Malgré le sceau d’infamie qui l’a longtemps marquée, son œuvre universitaire et polémique connaît, depuis quelques années, un renouveau remarquable. On dit qu’à travers le monde, il se publie un ouvrage consacré à Schmitt tous les dix jours. C’est dire si sa postérité intellectuelle est vivace. Une biographie de l’auteur – évocation de sa vie et synthèse accessible d’une œuvre complexe et plurielle – était devenue indispensable pour le lectorat francophone. C’est chose faite, depuis cet hiver, avec un « Qui suis-je » signé Aristide Leucate aux éditions Pardès.
L’auteur n’élude pas les questions qui fâchent. Oui, Schmitt a bien été, par opportunisme, membre du Parti nazi – sous la pression de Heidegger – et a publié des articles tels que « Le Fuhrer protège le droit ». Le nier serait folie. Mais l’honnêteté intellectuelle oblige aussi à rappeler, comme le fait l’auteur, la persécution de la SS envers Schmitt, provoquant sa mise en retrait de tout engagement à partir de 1936. Son procès à Nuremberg s’est d’ailleurs soldé par un non-lieu. Voilà pour les heures sombres.
Mais, pour évoquer Schmitt, il faut surtout parler du nomos, du droit. Pénal d’abord (thèse en 1910 sur la culpabilité) mais surtout public. Universitaire, son talent de constitutionnaliste le rendra célèbre. Sous Weimar, Schmitt propose de consolider le régime en donnant des pouvoirs extraordinaires (dictatoriaux) au Reichpräsident. On lui attribue même une influence sur l’article 16 de la Constitution française de 1958… Garder l’ordre, perpétuer l’Etat : considérations bien schmittiennes, au terme desquelles le souverain est défini comme celui « qui décide de la situation exceptionnelle ».

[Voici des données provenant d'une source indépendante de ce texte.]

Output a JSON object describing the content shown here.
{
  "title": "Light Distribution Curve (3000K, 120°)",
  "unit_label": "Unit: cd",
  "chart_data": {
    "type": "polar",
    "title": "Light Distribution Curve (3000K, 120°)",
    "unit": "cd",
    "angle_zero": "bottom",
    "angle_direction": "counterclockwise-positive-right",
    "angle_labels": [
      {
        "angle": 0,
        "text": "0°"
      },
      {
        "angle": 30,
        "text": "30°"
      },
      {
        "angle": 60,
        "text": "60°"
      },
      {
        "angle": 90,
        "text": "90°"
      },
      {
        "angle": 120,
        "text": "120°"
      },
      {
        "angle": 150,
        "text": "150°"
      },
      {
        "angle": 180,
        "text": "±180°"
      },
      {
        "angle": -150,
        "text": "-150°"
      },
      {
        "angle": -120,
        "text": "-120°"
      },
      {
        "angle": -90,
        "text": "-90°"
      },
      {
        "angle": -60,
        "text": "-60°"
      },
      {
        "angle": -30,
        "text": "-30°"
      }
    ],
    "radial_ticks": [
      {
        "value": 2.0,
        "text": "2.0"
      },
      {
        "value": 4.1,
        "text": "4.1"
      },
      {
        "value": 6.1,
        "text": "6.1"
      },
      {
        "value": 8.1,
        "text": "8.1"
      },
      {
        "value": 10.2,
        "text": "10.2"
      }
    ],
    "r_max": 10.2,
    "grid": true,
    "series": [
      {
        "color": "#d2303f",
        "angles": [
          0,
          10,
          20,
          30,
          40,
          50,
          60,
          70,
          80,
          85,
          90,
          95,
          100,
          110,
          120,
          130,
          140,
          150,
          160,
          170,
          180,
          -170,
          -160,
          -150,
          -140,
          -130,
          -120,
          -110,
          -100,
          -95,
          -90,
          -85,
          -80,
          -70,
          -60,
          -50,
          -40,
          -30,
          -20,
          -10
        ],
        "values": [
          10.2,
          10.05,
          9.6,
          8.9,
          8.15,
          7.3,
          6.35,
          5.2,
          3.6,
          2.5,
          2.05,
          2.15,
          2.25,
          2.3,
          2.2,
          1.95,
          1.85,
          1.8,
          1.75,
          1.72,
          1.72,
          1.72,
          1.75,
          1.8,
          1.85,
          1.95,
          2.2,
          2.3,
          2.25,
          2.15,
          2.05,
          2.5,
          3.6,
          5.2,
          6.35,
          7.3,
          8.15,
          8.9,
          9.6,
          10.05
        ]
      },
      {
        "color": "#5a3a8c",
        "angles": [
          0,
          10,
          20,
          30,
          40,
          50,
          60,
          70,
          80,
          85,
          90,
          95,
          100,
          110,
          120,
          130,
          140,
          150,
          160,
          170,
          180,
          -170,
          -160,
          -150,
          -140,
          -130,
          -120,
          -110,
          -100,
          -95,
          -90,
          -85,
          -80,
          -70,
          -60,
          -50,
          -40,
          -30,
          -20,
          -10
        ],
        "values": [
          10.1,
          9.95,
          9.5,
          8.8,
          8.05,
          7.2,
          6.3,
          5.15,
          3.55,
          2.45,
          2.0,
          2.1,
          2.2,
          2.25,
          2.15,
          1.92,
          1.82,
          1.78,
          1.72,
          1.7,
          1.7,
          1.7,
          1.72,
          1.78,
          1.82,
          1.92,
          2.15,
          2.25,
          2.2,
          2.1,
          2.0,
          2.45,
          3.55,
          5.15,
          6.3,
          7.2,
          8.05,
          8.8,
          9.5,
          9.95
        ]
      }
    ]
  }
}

On le voit, Schmitt, loin d’être un positiviste (il s’oppose à Kelsen) déploie une pensée politique ; le politique étant fondé sur la diachronie ami-ennemi. Auteur créatif et original, héritier de Bodin et Hobbes, conservateur influencé par le romantisme, il emprunte aussi à la théologie, en pointant la nécessité politique d’un « katechon » (« retardateur »), rempart contre le désordre menaçant le cosmos. Plus tard, Schmitt s’aventurera aux confins du droit, du politique et des relations internationales, développant une réflexion sur la terre, « la prise de terre » sous-tendant la puissance, la politique et le droit (Terre et Mer ; Le Nomos de la terre). Bien malin qui pourra enfermer Schmitt dans une case étriquée. Sa largeur d’esprit est manifeste : c’est l’une des leçons de cette stimulante biographie.
- Aristide Leucate, Carl Schmitt, Pardès, « Qui suis-je ? », 128 pages, 12 euros.